Converts percent to a number. Example: percent("10%") returns 10. Returns NaN when the conversion fails.

number f:pc(number)

Converts number, a number expressed in pica, to points. Example: pc(10) returns 120. Returns NaN when the conversion fails.

number f:pt(number)

Converts number, a number expressed in points, to points. Example: pt(10) returns 10. Returns NaN when the conversion fails.

number f:px(number)

Converts number, a number expressed in pixels, to points, using a 96DPI resolution. Example: px(100) returns 75. Returns NaN when the conversion fails.

number f:vertical-align(node?)

Returns the vertical align, an offset from the baseline expressed in points, of the styled element containing containing specified node. Parameter node defaults to the styled element containing the context node. Examples: vertical-align() returns -3, vertical-align(.//html:p) returns -3. Returns NaN when the vertical align cannot be determined or is a keyword (sub, super) and not a length or percentage.

1.2.3. Transform stylesheets

Note

The documentation found in this section is currently insufficient to be able to parameterize and/or customize the transform stylesheets. For now, you'll have to read the XSLT 1.0 source of these stylesheets. All these stylesheets are found in addon_install_dir/xslt/.

addon_install_dir/xslt/docbook5.xslt

Converts the "XHTML 1.0 Transitional" document created during phase #2 to a DocBook 5 document.

addon_install_dir/xslt/docbook.xslt

Converts the "XHTML 1.0 Transitional" document created during phase #2 to a DocBook 4 document.

addon_install_dir/xslt/topic.xslt

Converts the "XHTML 1.0 Transitional" document created during phase #2 to a DITA topic.

addon_install_dir/xslt/xhtml1_1.xslt

Converts the "XHTML 1.0 Transitional" document created during phase #2 to an XHTML 1.1 document.

addon_install_dir/xslt/xhtml5.xslt

Converts the "XHTML 1.0 Transitional" document created during phase #2 to an XHTML 5 document.

addon_install_dir/xslt/xhtml_loose.xslt

Converts the "XHTML 1.0 Transitional" document created during phase #2 to a completely structured "XHTML 1.0 Transitional" document.

addon_install_dir/xslt/xhtml_strict.xslt

Converts the "XHTML 1.0 Transitional" document created during phase #2 to an "XHTML 1.0 Strict" document.

1.2.4. Engine options

Process options:

-p name value

Set parameter name to value.

Parameters starting with "transform." are passed to the XSLT stylesheet, if any, after removing the "transform." prefix. All the other parameters are passed as is to the main .xed script, if any.

-pu name URL_or_file

Same as "-p", except that parameter value URL_or_file is first converted to an URL.

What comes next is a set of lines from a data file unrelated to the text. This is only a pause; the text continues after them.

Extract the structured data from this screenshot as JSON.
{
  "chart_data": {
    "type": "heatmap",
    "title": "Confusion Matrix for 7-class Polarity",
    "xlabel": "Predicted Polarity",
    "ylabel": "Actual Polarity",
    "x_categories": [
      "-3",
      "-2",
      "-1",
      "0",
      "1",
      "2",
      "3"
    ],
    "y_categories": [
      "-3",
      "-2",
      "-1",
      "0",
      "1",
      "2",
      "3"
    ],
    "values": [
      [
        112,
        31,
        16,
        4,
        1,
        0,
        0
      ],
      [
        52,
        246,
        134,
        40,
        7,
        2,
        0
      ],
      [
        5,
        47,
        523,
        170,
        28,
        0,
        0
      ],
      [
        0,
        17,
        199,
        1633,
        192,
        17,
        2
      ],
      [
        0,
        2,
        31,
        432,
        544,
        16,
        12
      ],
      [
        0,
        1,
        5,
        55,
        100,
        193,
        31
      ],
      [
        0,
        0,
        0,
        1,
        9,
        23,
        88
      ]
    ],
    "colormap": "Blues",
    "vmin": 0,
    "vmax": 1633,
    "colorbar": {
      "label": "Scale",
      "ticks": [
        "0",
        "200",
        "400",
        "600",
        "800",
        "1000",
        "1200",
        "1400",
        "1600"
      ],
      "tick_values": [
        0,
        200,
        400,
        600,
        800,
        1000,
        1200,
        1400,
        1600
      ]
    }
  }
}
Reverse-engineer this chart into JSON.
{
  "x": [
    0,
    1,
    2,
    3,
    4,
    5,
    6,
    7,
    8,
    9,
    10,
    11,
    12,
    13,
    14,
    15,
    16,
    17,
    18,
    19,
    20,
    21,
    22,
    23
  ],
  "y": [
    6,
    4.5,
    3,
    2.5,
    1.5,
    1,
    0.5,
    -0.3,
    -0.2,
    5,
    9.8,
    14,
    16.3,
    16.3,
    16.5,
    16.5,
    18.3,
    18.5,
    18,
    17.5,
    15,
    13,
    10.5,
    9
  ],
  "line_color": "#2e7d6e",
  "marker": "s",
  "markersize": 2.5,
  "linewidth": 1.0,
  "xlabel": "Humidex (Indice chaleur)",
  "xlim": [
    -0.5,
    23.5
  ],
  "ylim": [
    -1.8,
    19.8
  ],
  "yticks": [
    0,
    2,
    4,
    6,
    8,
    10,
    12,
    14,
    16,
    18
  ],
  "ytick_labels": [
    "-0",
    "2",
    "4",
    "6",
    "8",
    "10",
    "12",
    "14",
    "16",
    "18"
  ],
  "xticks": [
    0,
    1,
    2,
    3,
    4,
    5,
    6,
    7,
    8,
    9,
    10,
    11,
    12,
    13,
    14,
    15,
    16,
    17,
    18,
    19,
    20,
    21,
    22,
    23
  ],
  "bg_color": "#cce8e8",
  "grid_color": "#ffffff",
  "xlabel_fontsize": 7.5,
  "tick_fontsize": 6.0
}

URL_or_file is an URL or an absolute or relative (to current working directory) filename.

-s xed_URL_or_file

Specifies which main .xed script to use to modify the document.

Specify an empty string ("") to suppress the edit phase.

Default script: paste-from-word:xed/main.xed.

-t xslt_URL_or_file

Specifies which XSLT 1.0 stylesheet to use to transform the document.

Specify an empty string ("") to suppress the transform phase.

Process options modifying default script "paste-from-word:xed/main.xed":

-parse

Save XHTML without fully processing it. (Stop processing after edit step "styles".)

-i step xed_URL_or_file

Insert script before .xed step.

-a step xed_URL_or_file

Add script after .xed step.

-r step xed_URL_or_file

Replace step by .xed script.

Step may be a single step name or a range: "first..last" or "..last" or "first..".

-d step

Delete step.

Step may be a single step name or a range.